Extra powers for judges to probe 'presumed dead' cases
Judges in Northern Ireland may be given extra powers to probe mystery disappearances to guard against a repeat of the John Darwin missing canoeist fraud.
The Stormont government is considering introducing laws that would enable the High Court to order disclosure of information from third party witnesses before granting any family a certificate of presumed death for a vanished loved one.
Darwin, 58, and his wife Anne, 56, were jailed for more than six years earlier this year after tricking their sons, friends, police and insurance companies into believing he had drowned while canoeing off the coast of Hartlepool in 2002.

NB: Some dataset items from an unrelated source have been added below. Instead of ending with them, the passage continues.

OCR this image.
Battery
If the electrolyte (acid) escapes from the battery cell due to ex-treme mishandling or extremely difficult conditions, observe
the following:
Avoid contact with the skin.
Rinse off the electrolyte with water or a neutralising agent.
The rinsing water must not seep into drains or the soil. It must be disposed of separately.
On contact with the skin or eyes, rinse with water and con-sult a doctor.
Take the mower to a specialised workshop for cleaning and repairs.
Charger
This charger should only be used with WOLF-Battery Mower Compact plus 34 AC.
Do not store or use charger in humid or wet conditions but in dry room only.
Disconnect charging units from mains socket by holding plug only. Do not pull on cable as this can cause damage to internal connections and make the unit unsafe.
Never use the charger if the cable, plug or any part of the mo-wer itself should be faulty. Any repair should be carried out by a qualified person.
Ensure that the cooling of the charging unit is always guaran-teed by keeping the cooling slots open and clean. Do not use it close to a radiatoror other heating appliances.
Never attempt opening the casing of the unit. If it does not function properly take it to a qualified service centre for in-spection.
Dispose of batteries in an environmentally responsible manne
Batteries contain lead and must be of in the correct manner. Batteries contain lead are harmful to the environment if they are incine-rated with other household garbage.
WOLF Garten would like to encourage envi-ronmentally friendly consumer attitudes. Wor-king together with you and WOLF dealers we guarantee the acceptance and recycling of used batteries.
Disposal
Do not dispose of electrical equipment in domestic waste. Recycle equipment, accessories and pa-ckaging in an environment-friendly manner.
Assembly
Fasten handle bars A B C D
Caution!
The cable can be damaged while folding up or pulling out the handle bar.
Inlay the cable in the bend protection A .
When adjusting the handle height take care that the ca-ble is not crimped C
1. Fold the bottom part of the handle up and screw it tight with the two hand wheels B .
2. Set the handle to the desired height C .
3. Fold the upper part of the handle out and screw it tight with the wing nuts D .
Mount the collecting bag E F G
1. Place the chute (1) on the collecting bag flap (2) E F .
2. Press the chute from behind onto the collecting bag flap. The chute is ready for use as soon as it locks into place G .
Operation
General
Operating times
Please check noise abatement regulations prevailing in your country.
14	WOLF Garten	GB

He reappeared at a London police station last December claiming he had lost his memory, however it later emerged that he and his wife had attempted to set up a new life in Panama on the back of his life insurance pay out.
A bill to enable the issuing of presumed death certificates in Northern Ireland is currently going through its legislative stages in the Stormont Assembly.

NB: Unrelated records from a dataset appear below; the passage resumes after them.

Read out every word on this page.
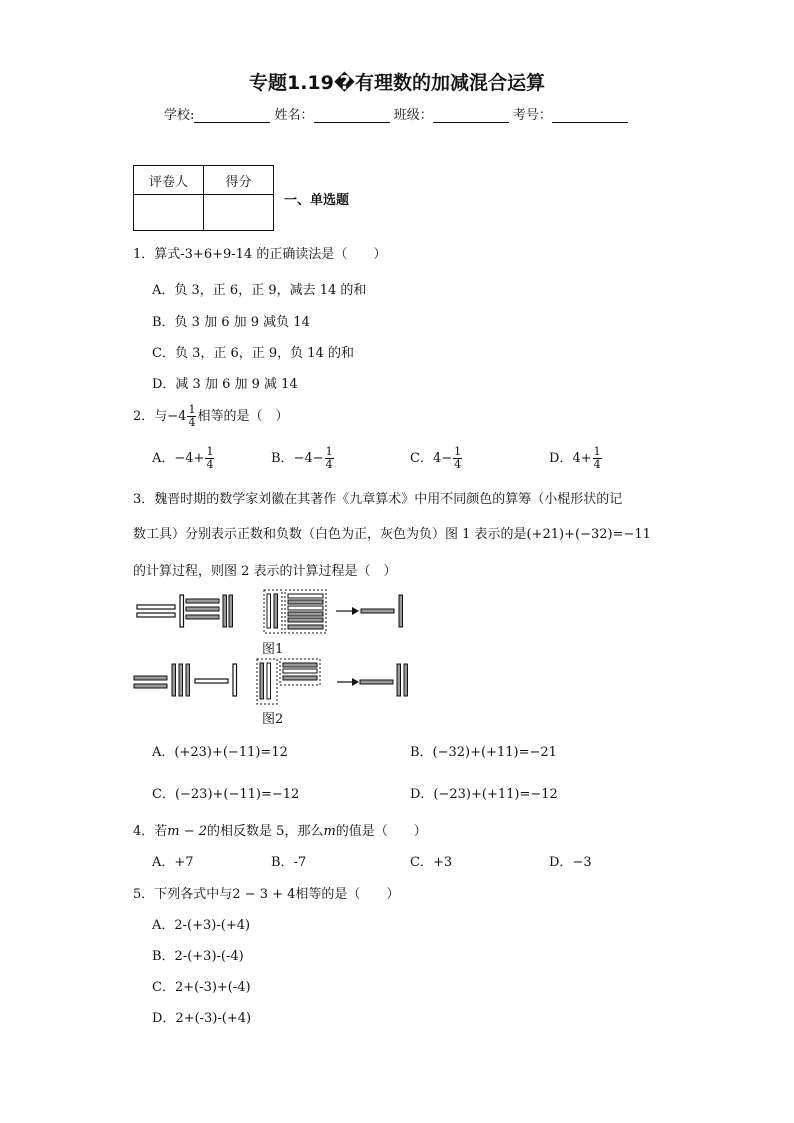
专题1.19�有理数的加减混合运算
学校:	姓名：	班级：	考号：
评卷人	得分

一、单选题
1．算式-3+6+9-14 的正确读法是（　　）
A．负 3，正 6，正 9，减去 14 的和
B．负 3 加 6 加 9 减负 14
C．负 3，正 6，正 9，负 14 的和
D．减 3 加 6 加 9 减 14
2．与$-4 \frac{1}{4}$ 相等的是（　）
A．$-4+ \frac{1}{4}$	B．$-4- \frac{1}{4}$	C．$4- \frac{1}{4}$	D．$4+ \frac{1}{4}$
3．魏晋时期的数学家刘徽在其著作《九章算术》中用不同颜色的算筹（小棍形状的记
数工具）分别表示正数和负数（白色为正，灰色为负）图 1 表示的是(+21)+(−32)=−11
的计算过程，则图 2 表示的计算过程是（　）
图1
图2
A．(+23)+(−11)=12	B．(−32)+(+11)=−21
C．(−23)+(−11)=−12	D．(−23)+(+11)=−12
4．若m − 2的相反数是 5，那么m的值是（　　）
A．+7	B．-7	C．+3	D．−3
5．下列各式中与2 − 3 + 4相等的是（　　）
A．2-(+3)-(+4)
B．2-(+3)-(-4)
C．2+(-3)+(-4)
D．2+(-3)-(+4)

There has been no such provision in the past, resulting in a variety of problems for families of missing people, particularly in regard to dealing with the person's estate.
Finance minister Nigel Dodds told Assembly members that he was considering the third party proof measures - to try and prevent attempted deception.
"Given the recent media coverage of the Darwin case - the once missing canoeist - members will be understandably concerned about the possibility of fraud," he said
"I will not make the claim that it would never be possible for a person to fraudulently obtain a declaration of presumed death in respect of a person and thereby gain some financial benefit, either for the applicant and the applicant together with the missing person."